Shadow of a Doubt — my favorite Hitchcock film, set (and, in part, shot) in Santa Rosa.
D.O.A. — A noir classic with many scenes shot in San Francisco.
The Lady from Shanghai — Can’t say it’s truly ‘of’ San Francisco, but the finale, set in Playland-by-the-Beach (and famous for the hall of mirrors sequence), is worth admission.
The Maltese Falcon — the obvious choice, but I think these other films are better, and this movie is really about soundstages, not locations.
Vertigo — One of the best movies ever made, and makes extraordinary use of real San Francisco (and other Bay Area) locations. It doesn’t necessarily feel like San Francisco, but it’s power cannot be denied.
The Lineup — Tight, surprisingly gritty crime film from the director who would later give you Dirty Harry. For SF-heads, truly delightful for it’s locations, in particular Sutro Baths before it burned down.
Bullitt — Could there be another choice? While it might not be the most “San Francisco” or films, it’s iconic car chase, which exploited SF’s distinct topography (even if it didn’t make geographic sense cut-to-cut) sets it apart.
Point Blank — Another personal favorite, it’s set mostly in Los Angeles, but uses the bay, Alcatraz, and Fort Point to remarkable effect. It’s also an art film masquerading as a crime drama.
Invasion of the Body Snatchers — This may be the most truly San Francisco film so far, in terms of something that could have only be set in SF, drawing from its culture. Also, remarkable use of locations, early Jeff Goldbum, and Leonard Nimoy without the ear tips.
Time After Time — A trifle (about Sherlock Holmes chasing Jack the Ripper using a time machine that brings them to modern-day San Francisco), but enjoyable. Written and directed by Nicholas Meyer, who would use San Francisco to great effect in Star Trek IV: The Voyage Home.
Dirty Harry — Not so much about peace and love, but still very much of San Francisco after the ‘season of the witch.’ A taut police drama inspired by the Zodiac killings, it created an iconic character who went on to helm a franchise.

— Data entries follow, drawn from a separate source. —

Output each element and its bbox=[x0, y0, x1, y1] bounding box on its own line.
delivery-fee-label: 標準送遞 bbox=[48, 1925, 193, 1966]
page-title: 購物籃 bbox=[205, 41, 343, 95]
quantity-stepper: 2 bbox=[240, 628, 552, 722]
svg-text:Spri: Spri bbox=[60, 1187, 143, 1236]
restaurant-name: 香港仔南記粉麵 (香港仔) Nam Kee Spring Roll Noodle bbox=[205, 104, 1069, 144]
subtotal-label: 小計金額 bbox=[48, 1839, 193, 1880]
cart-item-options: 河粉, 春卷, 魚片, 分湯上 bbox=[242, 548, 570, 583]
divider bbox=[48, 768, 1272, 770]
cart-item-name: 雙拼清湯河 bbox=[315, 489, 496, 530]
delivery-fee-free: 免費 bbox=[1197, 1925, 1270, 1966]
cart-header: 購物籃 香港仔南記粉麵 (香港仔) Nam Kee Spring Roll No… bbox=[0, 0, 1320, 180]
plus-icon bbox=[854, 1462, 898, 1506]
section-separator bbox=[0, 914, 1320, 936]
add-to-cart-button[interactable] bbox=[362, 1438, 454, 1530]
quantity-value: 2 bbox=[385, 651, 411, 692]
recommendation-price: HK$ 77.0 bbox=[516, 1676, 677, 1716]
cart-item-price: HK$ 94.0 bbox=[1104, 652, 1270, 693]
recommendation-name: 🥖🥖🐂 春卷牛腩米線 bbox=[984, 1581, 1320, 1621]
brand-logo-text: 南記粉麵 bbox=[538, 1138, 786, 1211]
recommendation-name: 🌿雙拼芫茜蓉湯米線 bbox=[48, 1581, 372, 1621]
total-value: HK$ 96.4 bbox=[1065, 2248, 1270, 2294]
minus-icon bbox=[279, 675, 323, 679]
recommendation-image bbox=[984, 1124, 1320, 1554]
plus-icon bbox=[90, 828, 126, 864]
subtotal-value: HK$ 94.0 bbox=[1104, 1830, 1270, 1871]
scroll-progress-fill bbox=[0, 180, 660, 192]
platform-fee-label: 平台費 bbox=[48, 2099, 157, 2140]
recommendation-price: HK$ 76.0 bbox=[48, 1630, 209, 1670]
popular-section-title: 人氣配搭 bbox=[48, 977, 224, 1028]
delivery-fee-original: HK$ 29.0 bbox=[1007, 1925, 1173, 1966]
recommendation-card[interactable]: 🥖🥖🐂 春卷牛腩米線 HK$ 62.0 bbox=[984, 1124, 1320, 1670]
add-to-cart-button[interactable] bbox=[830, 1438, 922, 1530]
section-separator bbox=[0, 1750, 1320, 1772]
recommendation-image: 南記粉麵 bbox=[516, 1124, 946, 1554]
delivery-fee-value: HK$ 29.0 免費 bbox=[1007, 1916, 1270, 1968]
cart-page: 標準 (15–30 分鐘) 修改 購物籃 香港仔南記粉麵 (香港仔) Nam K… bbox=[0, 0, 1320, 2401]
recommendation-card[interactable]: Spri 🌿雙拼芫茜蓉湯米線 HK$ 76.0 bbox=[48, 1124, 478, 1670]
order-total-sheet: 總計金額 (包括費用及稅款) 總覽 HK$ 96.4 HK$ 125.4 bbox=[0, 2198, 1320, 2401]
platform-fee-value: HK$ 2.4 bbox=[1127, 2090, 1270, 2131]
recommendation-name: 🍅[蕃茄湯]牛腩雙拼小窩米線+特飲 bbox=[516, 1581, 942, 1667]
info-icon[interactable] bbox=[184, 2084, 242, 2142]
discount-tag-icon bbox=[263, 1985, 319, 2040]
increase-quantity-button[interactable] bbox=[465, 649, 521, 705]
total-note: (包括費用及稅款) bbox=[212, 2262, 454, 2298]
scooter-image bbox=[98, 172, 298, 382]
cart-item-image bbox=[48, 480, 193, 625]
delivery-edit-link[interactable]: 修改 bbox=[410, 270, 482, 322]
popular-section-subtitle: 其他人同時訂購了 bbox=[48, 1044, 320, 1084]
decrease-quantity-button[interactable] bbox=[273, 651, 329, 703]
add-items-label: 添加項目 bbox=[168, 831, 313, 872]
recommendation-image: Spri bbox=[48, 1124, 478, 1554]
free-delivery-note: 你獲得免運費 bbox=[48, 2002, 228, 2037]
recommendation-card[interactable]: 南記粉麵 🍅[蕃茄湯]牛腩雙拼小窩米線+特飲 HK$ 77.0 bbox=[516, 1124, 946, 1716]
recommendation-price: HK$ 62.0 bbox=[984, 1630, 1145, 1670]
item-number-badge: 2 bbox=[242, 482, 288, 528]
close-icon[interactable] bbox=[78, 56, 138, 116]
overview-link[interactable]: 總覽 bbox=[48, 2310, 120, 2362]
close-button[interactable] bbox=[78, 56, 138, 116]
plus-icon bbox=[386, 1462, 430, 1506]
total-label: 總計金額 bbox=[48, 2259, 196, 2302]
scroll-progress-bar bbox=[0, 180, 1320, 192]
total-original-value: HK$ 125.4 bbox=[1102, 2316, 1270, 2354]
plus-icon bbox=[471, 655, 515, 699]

The Conversation — A hamhanded misguided attempt at a European art film. It’s only redeeming qualities are how it uses San Francisco locations. The movie itself is a ponderous bore. And a cheat.
Star Trek IV: The Voyage Home — This is my list, okay? Also, from what I can tell, the 80s were not a great time for movies set in SF. STIV is lightweight, but legitimately entertaining, and makes superlative use of the Bay Area.
Sneakers — Prrrrobably the best “computer hacker” movie (though War Games holds up surprisingly well), it is a deeply Bay Area film, not only San Francisco, but uptown Oakland and the peninsula as well.
Crumb — Eye-opening documentary, and much of that initial underground comix scene was fomented in San Francisco.
There are plenty of movies set in SF this decade, but I didn’t see them, and the ones I did were not very good. So my choices are:
The Wild Parrots of Telegraph Hill—There may be no movie more “San Francisco” than this. A loner who lives on the Filbert Steps below Coit Tower ends up ‘adopting’ wild parrots who have moved into his neighborhood. Sweet, delightful, melancholy.
Live Nude Girls, Unite! — Another documentary that defines “only in San Francisco.” The story of the first unionized strip club. A labor doc with boobies.
The Last Black Man in San Francisco — A necessary, meditative film, created by two guys who clearly love, and fear for, San Francisco. Jarmusch undertones.
Inside Out — The only animated film on this list, it also follow Last Black Man as a critical look at San Francisco. The family’s move to the city precipitates the daughter’s emotional transformation.